Faber asked Musk about an issue the tech industry and other office-based businesses are still wrestling with: how much flexibility there should be to work remotely. He said software engineers and others who have traditionally worked from offices should continue to do so, in part because blue-collar workers can’t work from home. 

“People who make your food that gets delivered — they can’t work from home. The people that come fix your house, they can't work from home, but you can? Does that seem morally right? That’s messed up,” he said. 

“You see it as a moral issue?” Faber asked. 

“Yes. It’s a productivity issue, but it’s also a moral issue,” Musk said.

Musk said he remained upset about the direction of OpenAI, a company he helped to start as a nonprofit, open-source organization in 2015. Musk said he was instrumental in recruiting key scientists and even came up with the name. 

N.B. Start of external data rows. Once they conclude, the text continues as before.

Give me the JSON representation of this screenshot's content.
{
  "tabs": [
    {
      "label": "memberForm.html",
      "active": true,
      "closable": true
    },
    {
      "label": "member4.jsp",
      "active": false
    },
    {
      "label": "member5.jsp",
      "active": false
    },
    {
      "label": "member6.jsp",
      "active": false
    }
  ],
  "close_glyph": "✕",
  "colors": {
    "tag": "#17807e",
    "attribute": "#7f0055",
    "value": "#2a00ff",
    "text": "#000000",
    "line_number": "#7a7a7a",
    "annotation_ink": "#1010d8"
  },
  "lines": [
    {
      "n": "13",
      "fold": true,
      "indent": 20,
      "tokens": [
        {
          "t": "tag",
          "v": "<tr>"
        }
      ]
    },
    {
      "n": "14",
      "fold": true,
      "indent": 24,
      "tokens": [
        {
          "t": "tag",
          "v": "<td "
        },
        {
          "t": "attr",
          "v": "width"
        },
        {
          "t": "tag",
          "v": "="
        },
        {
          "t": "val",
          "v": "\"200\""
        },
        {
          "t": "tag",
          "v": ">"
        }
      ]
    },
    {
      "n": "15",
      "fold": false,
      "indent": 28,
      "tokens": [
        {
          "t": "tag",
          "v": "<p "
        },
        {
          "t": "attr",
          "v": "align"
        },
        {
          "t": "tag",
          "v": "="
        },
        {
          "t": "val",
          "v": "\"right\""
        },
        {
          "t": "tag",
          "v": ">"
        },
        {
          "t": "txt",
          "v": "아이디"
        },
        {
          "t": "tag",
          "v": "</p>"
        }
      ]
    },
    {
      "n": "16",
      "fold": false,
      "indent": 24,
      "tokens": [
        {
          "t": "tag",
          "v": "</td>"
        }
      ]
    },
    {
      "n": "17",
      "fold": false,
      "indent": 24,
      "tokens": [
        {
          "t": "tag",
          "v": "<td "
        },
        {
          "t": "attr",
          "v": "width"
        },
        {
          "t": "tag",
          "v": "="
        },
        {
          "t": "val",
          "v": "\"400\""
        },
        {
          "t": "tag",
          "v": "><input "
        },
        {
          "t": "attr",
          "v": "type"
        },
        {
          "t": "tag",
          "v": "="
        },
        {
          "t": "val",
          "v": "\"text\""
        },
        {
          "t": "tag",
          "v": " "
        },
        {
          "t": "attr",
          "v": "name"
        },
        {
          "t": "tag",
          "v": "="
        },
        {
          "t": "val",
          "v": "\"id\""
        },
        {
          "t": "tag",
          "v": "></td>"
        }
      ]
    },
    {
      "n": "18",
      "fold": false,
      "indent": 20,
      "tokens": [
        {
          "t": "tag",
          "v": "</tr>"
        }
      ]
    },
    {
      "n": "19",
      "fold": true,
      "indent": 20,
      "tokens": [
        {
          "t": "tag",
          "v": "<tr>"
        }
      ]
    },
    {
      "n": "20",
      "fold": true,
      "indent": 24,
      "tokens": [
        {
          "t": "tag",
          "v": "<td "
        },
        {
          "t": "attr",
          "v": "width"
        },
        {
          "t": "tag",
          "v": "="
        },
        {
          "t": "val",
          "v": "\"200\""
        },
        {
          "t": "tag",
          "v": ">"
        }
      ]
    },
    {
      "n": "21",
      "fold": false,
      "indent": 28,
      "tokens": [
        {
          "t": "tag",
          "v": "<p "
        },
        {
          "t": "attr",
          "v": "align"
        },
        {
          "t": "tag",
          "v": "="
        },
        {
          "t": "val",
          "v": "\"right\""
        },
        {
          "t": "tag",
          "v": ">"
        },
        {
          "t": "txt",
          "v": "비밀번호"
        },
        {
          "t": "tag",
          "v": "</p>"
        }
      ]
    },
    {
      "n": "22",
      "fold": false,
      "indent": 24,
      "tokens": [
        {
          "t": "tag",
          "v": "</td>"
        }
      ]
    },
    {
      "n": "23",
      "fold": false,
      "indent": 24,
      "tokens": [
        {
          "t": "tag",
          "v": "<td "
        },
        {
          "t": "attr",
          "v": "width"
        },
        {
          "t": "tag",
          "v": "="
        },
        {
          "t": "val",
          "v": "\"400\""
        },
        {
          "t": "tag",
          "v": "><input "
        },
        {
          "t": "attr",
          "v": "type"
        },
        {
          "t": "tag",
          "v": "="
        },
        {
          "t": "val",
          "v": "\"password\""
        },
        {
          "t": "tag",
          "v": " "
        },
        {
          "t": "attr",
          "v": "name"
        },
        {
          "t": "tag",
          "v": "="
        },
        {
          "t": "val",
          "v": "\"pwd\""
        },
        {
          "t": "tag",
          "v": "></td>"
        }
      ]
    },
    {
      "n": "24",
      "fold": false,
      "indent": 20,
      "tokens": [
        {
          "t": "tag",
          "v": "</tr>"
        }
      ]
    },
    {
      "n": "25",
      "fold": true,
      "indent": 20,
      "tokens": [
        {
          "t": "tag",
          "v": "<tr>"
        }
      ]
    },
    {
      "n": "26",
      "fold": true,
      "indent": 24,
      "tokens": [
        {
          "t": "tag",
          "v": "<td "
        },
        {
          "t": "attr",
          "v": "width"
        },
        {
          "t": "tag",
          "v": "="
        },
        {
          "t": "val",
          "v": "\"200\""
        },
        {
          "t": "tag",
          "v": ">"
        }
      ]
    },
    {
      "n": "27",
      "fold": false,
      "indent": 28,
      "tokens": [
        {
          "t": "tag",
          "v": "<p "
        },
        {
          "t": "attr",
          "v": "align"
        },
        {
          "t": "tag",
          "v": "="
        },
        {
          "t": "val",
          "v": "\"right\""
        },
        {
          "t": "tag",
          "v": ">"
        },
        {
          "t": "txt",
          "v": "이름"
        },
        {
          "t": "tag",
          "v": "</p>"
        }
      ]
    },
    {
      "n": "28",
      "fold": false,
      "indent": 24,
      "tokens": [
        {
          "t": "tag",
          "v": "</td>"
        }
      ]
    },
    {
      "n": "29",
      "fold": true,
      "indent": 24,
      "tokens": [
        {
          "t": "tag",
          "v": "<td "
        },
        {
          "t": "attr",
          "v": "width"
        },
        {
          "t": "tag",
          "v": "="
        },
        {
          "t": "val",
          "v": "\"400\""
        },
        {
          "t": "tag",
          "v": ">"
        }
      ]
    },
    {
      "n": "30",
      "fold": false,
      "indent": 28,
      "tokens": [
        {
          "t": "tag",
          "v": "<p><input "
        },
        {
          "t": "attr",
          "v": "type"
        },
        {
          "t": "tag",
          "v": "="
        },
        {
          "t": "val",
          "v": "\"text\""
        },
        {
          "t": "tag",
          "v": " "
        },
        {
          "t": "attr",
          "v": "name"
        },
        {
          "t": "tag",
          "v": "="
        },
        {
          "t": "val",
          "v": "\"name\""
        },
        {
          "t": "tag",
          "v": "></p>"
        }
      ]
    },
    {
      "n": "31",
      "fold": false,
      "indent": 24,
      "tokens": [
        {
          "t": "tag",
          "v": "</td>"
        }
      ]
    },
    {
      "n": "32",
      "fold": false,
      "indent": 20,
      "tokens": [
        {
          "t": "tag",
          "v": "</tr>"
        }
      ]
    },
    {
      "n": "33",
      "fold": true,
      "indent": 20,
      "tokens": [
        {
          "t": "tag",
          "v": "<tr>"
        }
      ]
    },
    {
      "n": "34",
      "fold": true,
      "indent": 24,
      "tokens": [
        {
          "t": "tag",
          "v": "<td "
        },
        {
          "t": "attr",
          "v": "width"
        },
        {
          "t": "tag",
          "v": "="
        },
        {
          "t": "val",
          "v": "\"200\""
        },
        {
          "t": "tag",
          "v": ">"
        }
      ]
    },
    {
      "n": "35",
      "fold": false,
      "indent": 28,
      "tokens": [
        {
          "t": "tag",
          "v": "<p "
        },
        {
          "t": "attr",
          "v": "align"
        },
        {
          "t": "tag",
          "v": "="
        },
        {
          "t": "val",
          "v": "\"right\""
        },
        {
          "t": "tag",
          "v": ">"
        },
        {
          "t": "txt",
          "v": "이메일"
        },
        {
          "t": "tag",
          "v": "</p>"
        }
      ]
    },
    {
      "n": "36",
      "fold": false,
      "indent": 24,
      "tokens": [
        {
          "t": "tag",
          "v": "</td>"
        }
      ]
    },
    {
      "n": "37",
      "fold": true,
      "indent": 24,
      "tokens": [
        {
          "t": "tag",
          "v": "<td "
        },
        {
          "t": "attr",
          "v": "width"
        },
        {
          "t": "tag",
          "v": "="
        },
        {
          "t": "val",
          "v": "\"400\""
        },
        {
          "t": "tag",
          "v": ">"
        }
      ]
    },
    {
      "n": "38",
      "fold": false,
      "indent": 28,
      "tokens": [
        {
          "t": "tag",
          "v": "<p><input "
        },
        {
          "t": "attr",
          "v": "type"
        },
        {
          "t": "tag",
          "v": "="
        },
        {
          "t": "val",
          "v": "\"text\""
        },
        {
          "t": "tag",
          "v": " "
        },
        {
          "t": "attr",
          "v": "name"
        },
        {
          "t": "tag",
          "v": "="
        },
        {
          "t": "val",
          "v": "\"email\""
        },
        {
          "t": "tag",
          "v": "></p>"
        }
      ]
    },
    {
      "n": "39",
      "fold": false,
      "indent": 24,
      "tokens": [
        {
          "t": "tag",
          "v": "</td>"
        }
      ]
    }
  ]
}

“It wouldn’t exist without me,” he said. “OpenAI was meant to be open, as in open-source.” 

Now, however, OpenAI is partly for-profit, and it closely guards much of its work, a shift that began in 2019 as it tried to compete with Google and other companies for talent. 

“It would be as if you started a nonprofit to save the Amazon rainforest and they transformed themselves into a lumber company,” he said. 

The interview was unusual in part because Musk rarely grants time to large news outlets, which he frequently criticizes as biased.

Musk said he granted the interview at the recommendation of talent agent and public relations executive Ari Emanuel. 

“I’m not doing an interview with CNBC, the organization, I’m doing an interview with David Faber at Ari Emanuel’s recommendation,” Musk tweeted. “If David was at another news org, I would still do it.” 

CNBC is a part of NBCUniversal News Group, which also includes NBC News.